La première guerre sino-japonaise
L’aventurisme militaire en Corée – bien qu’épousé par les nationalistes et, à l’occasion, les libéraux qui cherchaient à faire avancer leur cause en conjonction avec les réformateurs coréens – continuait à être combattu par le gouvernement. Le Japon avait obtenu des droits commerciaux dans les ports coréens de Pusan (Busan), Wŏnsan et Inch’ŏn (Incheon), et la Chine a réagi en forçant la Corée à se soumettre à un accord commercial qui favorisait fortement les marchands chinois. Alors que le Japon s’affirmait de plus en plus en Corée, la Chine s’est montrée prête à résister à l’ingérence dans les affaires de ce qu’elle considérait comme son plus important État tributaire. Après 1883, les intérêts chinois en Corée étaient représentés par Yuan Shikai, qui était conscient du danger que représentaient les gains japonais. Les incidents de 1882 et 1884, qui auraient pu conduire à une guerre entre la Chine et la Corée, furent au contraire réglés par un compromis. Itō rencontra l’homme d’État chinois Li Hongzhang à Tianjin en 1885 pour élaborer un accord selon lequel ni la Chine ni le Japon n’enverraient de troupes en Corée sans en informer l’autre au préalable.

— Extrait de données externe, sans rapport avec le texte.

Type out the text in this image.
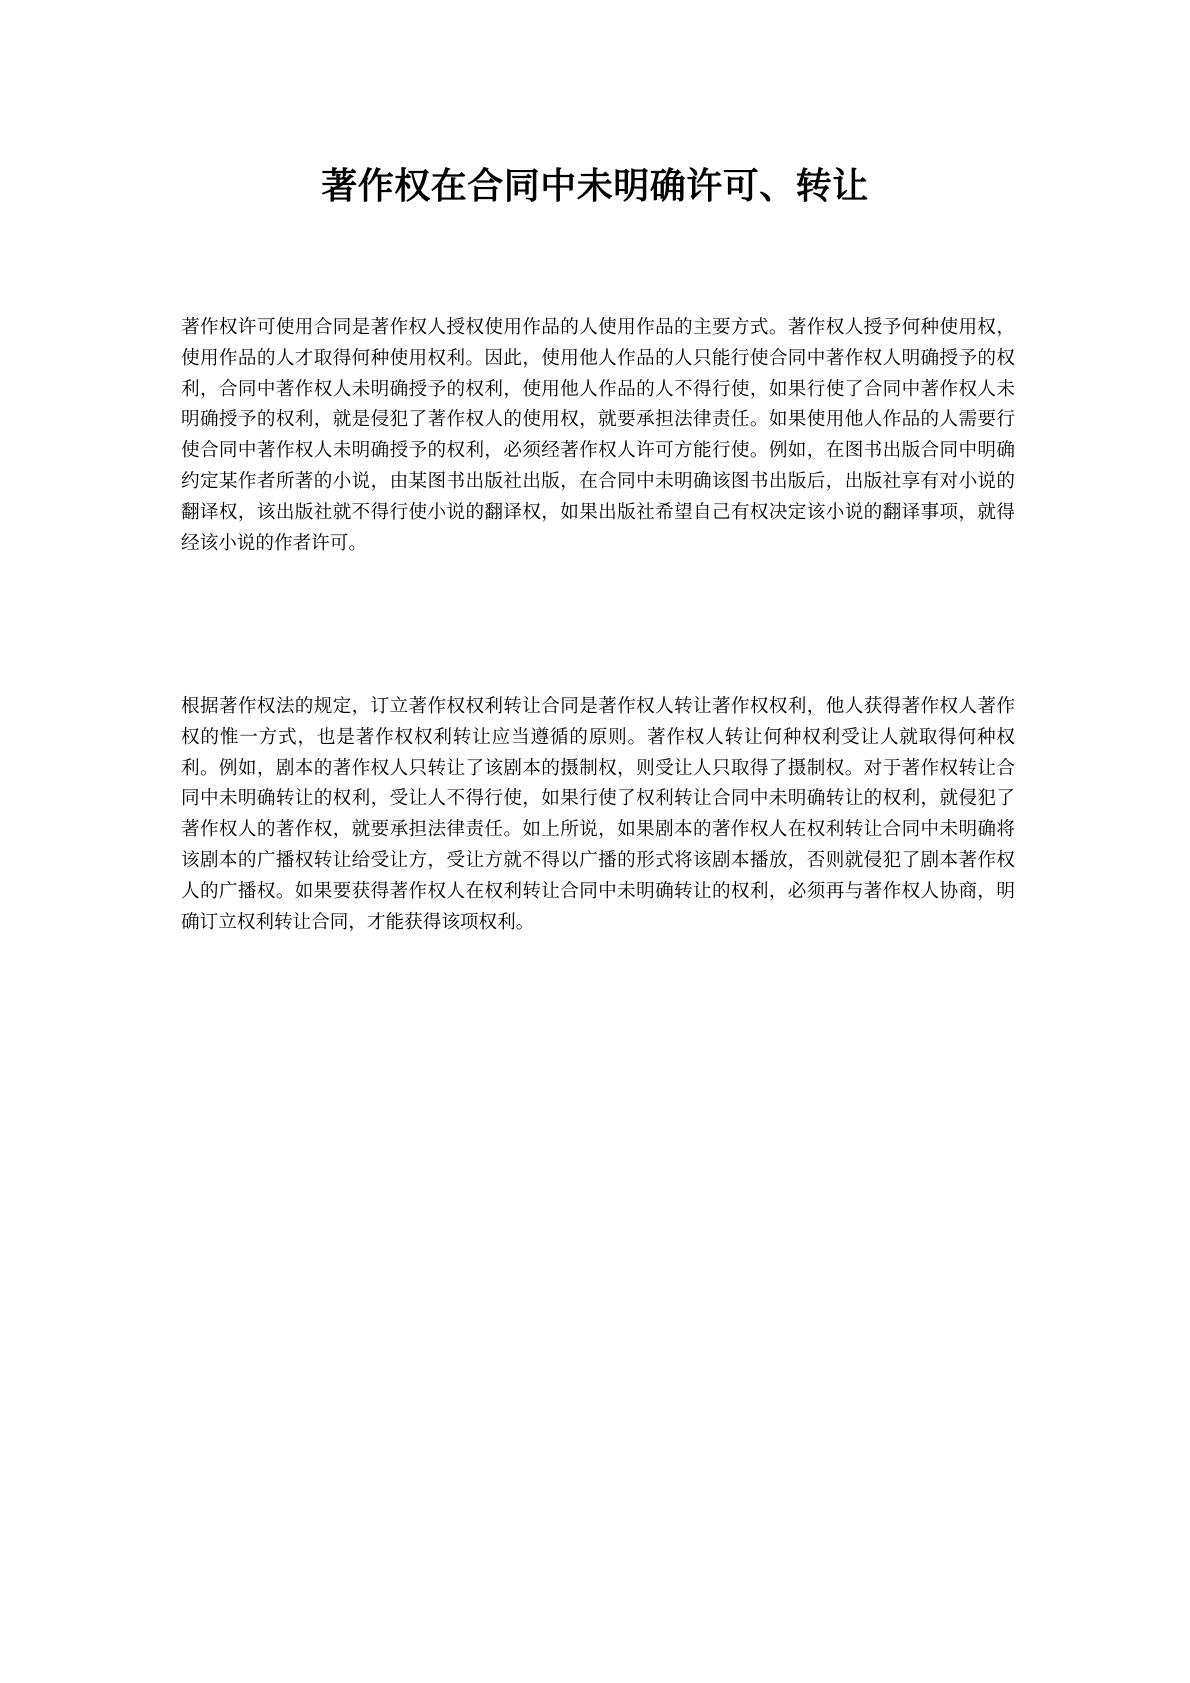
著作权在合同中未明确许可、转让

著作权许可使用合同是著作权人授权使用作品的人使用作品的主要方式。著作权人授予何种使用权，使用作品的人才取得何种使用权利。因此，使用他人作品的人只能行使合同中著作权人明确授予的权利，合同中著作权人未明确授予的权利，使用他人作品的人不得行使，如果行使了合同中著作权人未明确授予的权利，就是侵犯了著作权人的使用权，就要承担法律责任。如果使用他人作品的人需要行使合同中著作权人未明确授予的权利，必须经著作权人许可方能行使。例如，在图书出版合同中明确约定某作者所著的小说，由某图书出版社出版，在合同中未明确该图书出版后，出版社享有对小说的翻译权，该出版社就不得行使小说的翻译权，如果出版社希望自己有权决定该小说的翻译事项，就得经该小说的作者许可。

根据著作权法的规定，订立著作权权利转让合同是著作权人转让著作权权利，他人获得著作权人著作权的惟一方式，也是著作权权利转让应当遵循的原则。著作权人转让何种权利受让人就取得何种权利。例如，剧本的著作权人只转让了该剧本的摄制权，则受让人只取得了摄制权。对于著作权转让合同中未明确转让的权利，受让人不得行使，如果行使了权利转让合同中未明确转让的权利，就侵犯了著作权人的著作权，就要承担法律责任。如上所说，如果剧本的著作权人在权利转让合同中未明确将该剧本的广播权转让给受让方，受让方就不得以广播的形式将该剧本播放，否则就侵犯了剧本著作权人的广播权。如果要获得著作权人在权利转让合同中未明确转让的权利，必须再与著作权人协商，明确订立权利转让合同，才能获得该项权利。
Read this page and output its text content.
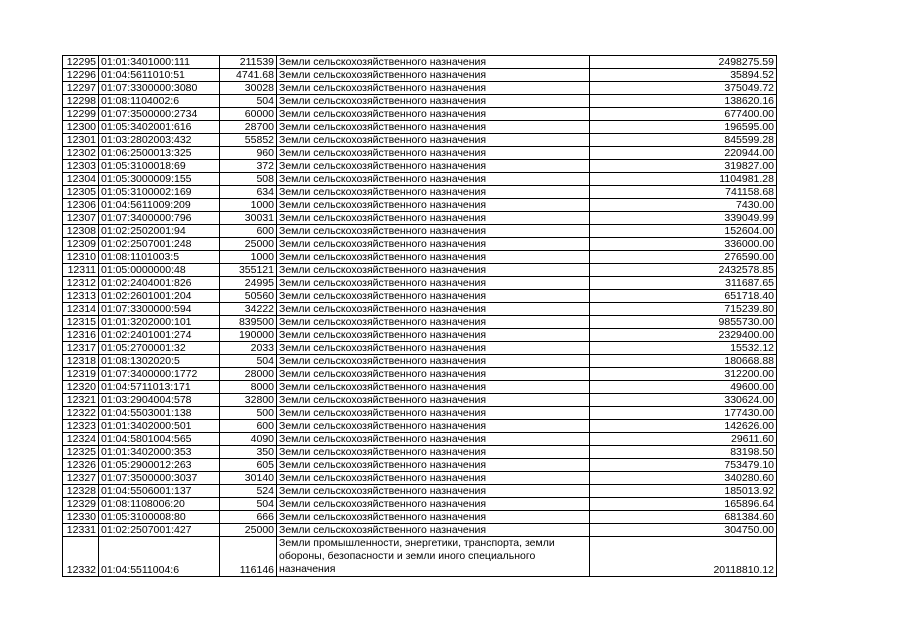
12295	01:01:3401000:111	211539	Земли сельскохозяйственного назначения	2498275.59
12296	01:04:5611010:51	4741.68	Земли сельскохозяйственного назначения	35894.52
12297	01:07:3300000:3080	30028	Земли сельскохозяйственного назначения	375049.72
12298	01:08:1104002:6	504	Земли сельскохозяйственного назначения	138620.16
12299	01:07:3500000:2734	60000	Земли сельскохозяйственного назначения	677400.00
12300	01:05:3402001:616	28700	Земли сельскохозяйственного назначения	196595.00
12301	01:03:2802003:432	55852	Земли сельскохозяйственного назначения	845599.28
12302	01:06:2500013:325	960	Земли сельскохозяйственного назначения	220944.00
12303	01:05:3100018:69	372	Земли сельскохозяйственного назначения	319827.00
12304	01:05:3000009:155	508	Земли сельскохозяйственного назначения	1104981.28
12305	01:05:3100002:169	634	Земли сельскохозяйственного назначения	741158.68
12306	01:04:5611009:209	1000	Земли сельскохозяйственного назначения	7430.00
12307	01:07:3400000:796	30031	Земли сельскохозяйственного назначения	339049.99
12308	01:02:2502001:94	600	Земли сельскохозяйственного назначения	152604.00
12309	01:02:2507001:248	25000	Земли сельскохозяйственного назначения	336000.00
12310	01:08:1101003:5	1000	Земли сельскохозяйственного назначения	276590.00
12311	01:05:0000000:48	355121	Земли сельскохозяйственного назначения	2432578.85
12312	01:02:2404001:826	24995	Земли сельскохозяйственного назначения	311687.65
12313	01:02:2601001:204	50560	Земли сельскохозяйственного назначения	651718.40
12314	01:07:3300000:594	34222	Земли сельскохозяйственного назначения	715239.80
12315	01:01:3202000:101	839500	Земли сельскохозяйственного назначения	9855730.00
12316	01:02:2401001:274	190000	Земли сельскохозяйственного назначения	2329400.00
12317	01:05:2700001:32	2033	Земли сельскохозяйственного назначения	15532.12
12318	01:08:1302020:5	504	Земли сельскохозяйственного назначения	180668.88
12319	01:07:3400000:1772	28000	Земли сельскохозяйственного назначения	312200.00
12320	01:04:5711013:171	8000	Земли сельскохозяйственного назначения	49600.00
12321	01:03:2904004:578	32800	Земли сельскохозяйственного назначения	330624.00
12322	01:04:5503001:138	500	Земли сельскохозяйственного назначения	177430.00
12323	01:01:3402000:501	600	Земли сельскохозяйственного назначения	142626.00
12324	01:04:5801004:565	4090	Земли сельскохозяйственного назначения	29611.60
12325	01:01:3402000:353	350	Земли сельскохозяйственного назначения	83198.50
12326	01:05:2900012:263	605	Земли сельскохозяйственного назначения	753479.10
12327	01:07:3500000:3037	30140	Земли сельскохозяйственного назначения	340280.60
12328	01:04:5506001:137	524	Земли сельскохозяйственного назначения	185013.92
12329	01:08:1108006:20	504	Земли сельскохозяйственного назначения	165896.64
12330	01:05:3100008:80	666	Земли сельскохозяйственного назначения	681384.60
12331	01:02:2507001:427	25000	Земли сельскохозяйственного назначения	304750.00
12332	01:04:5511004:6	116146	Земли промышленности, энергетики, транспорта, земли обороны, безопасности и земли иного специального назначения	20118810.12
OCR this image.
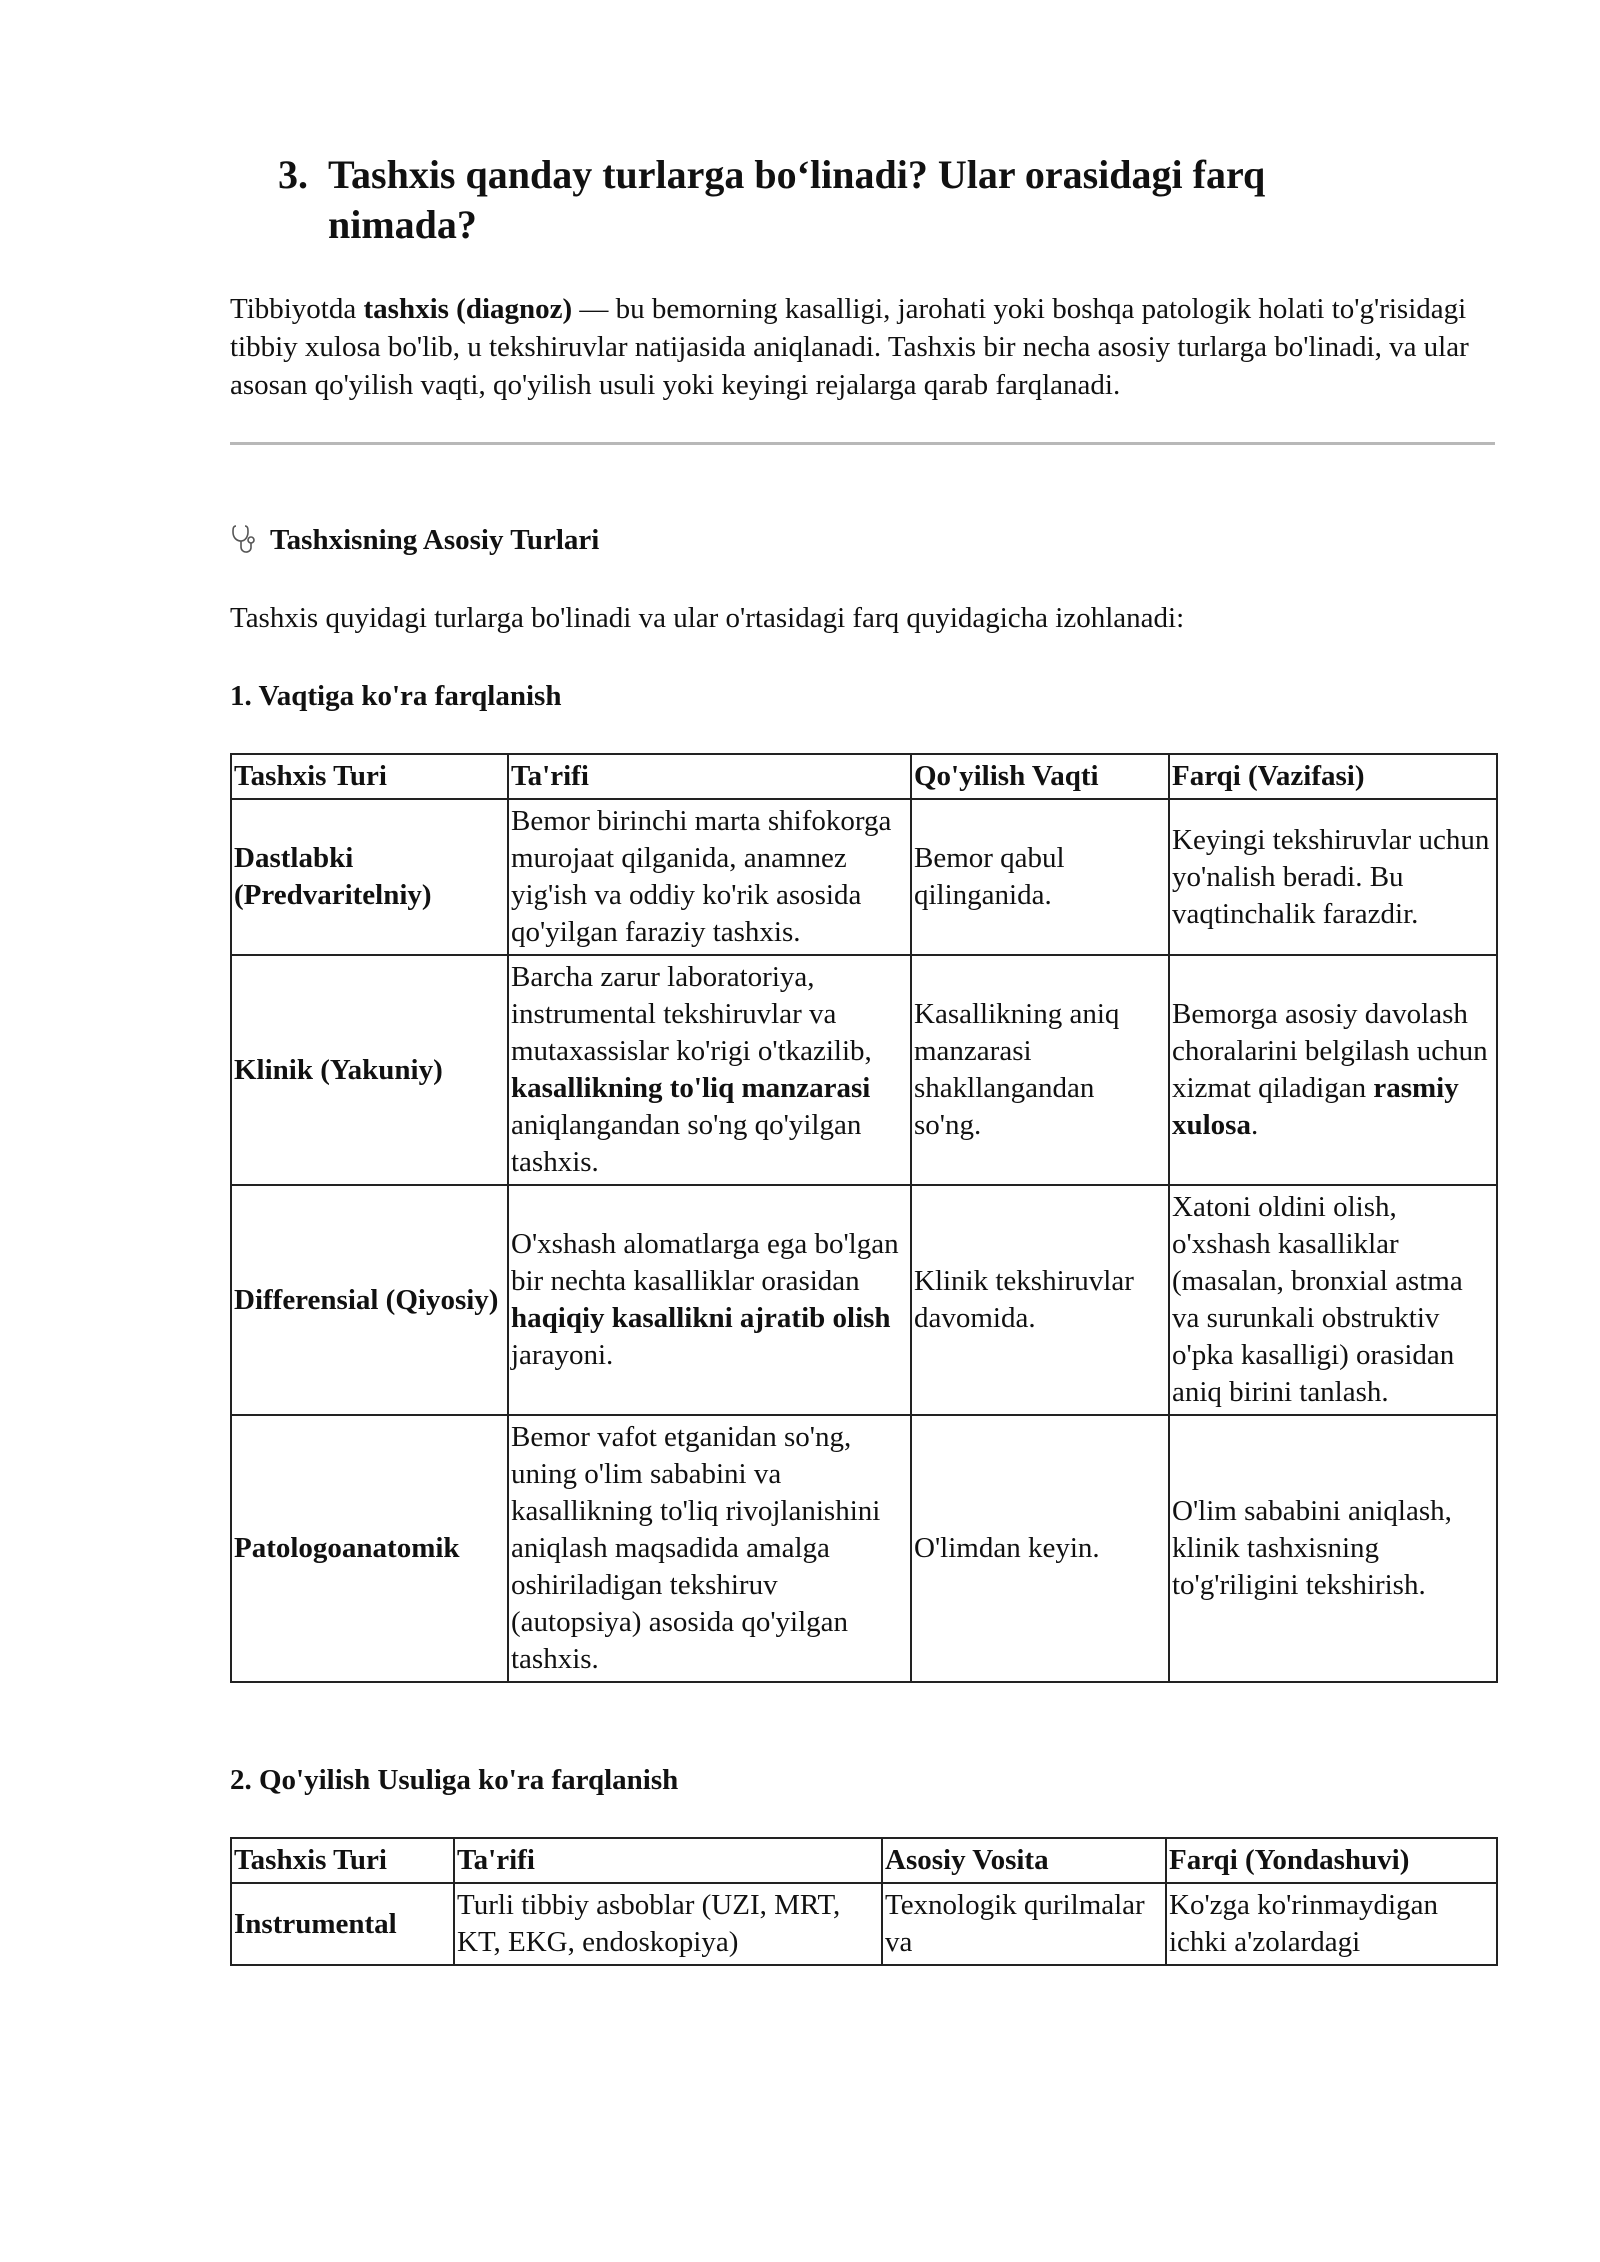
3. Tashxis qanday turlarga bo‘linadi? Ular orasidagi farq nimada?

Tibbiyotda tashxis (diagnoz) — bu bemorning kasalligi, jarohati yoki boshqa patologik holati to'g'risidagi tibbiy xulosa bo'lib, u tekshiruvlar natijasida aniqlanadi. Tashxis bir necha asosiy turlarga bo'linadi, va ular asosan qo'yilish vaqti, qo'yilish usuli yoki keyingi rejalarga qarab farqlanadi.

Tashxisning Asosiy Turlari

Tashxis quyidagi turlarga bo'linadi va ular o'rtasidagi farq quyidagicha izohlanadi:

1. Vaqtiga ko'ra farqlanish
Tashxis Turi	Ta'rifi	Qo'yilish Vaqti	Farqi (Vazifasi)
Dastlabki (Predvaritelniy)	Bemor birinchi marta shifokorga murojaat qilganida, anamnez yig'ish va oddiy ko'rik asosida qo'yilgan faraziy tashxis.	Bemor qabul qilinganida.	Keyingi tekshiruvlar uchun yo'nalish beradi. Bu vaqtinchalik farazdir.
Klinik (Yakuniy)	Barcha zarur laboratoriya, instrumental tekshiruvlar va mutaxassislar ko'rigi o'tkazilib, kasallikning to'liq manzarasi aniqlangandan so'ng qo'yilgan tashxis.	Kasallikning aniq manzarasi shakllangandan so'ng.	Bemorga asosiy davolash choralarini belgilash uchun xizmat qiladigan rasmiy xulosa.
Differensial (Qiyosiy)	O'xshash alomatlarga ega bo'lgan bir nechta kasalliklar orasidan haqiqiy kasallikni ajratib olish jarayoni.	Klinik tekshiruvlar davomida.	Xatoni oldini olish, o'xshash kasalliklar (masalan, bronxial astma va surunkali obstruktiv o'pka kasalligi) orasidan aniq birini tanlash.
Patologoanatomik	Bemor vafot etganidan so'ng, uning o'lim sababini va kasallikning to'liq rivojlanishini aniqlash maqsadida amalga oshiriladigan tekshiruv (autopsiya) asosida qo'yilgan tashxis.	O'limdan keyin.	O'lim sababini aniqlash, klinik tashxisning to'g'riligini tekshirish.
2. Qo'yilish Usuliga ko'ra farqlanish
Tashxis Turi	Ta'rifi	Asosiy Vosita	Farqi (Yondashuvi)
Instrumental	Turli tibbiy asboblar (UZI, MRT, KT, EKG, endoskopiya)	Texnologik qurilmalar va	Ko'zga ko'rinmaydigan ichki a'zolardagi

Au début des années 1890, il était de plus en plus clair que l’influence chinoise en Corée devenait prédominante. Dans le même temps, les dirigeants de Meiji se trouvaient dans une situation difficile pour maintenir le contrôle de la Diète. En 1894, les autorités coréennes ont tenté de supprimer le Ch’ŏndogyo, une religion syncrétique indigène coréenne, et ses adeptes se sont unis à la paysannerie dans une rébellion connue sous le nom de révolte de Tonghak. Le roi de Corée a demandé l’aide militaire de la Chine pour mater l’agitation. Lorsque les Chinois en informent Tokyo, le Japon envoie rapidement des troupes en Corée et, une fois la rébellion écrasée, ne montre aucune intention de se retirer. Les hostilités entre les forces chinoises et japonaises ont éclaté d’abord en mer, puis en Corée en juillet-août 1894. Tout au long de la première guerre sino-japonaise, les forces modernisées du Japon ont été victorieuses partout. La marine japonaise a coulé ou capturé une grande partie de la flotte de la Chine du Nord, qui avait souffert de l’inefficacité de la bureaucratie et de la corruption des services d’approvisionnement. Un traité de paix est négocié à Shimonoseki entre Itō Hirobumi pour le Japon et Li Hongzhang pour la Chine le 17 avril 1895.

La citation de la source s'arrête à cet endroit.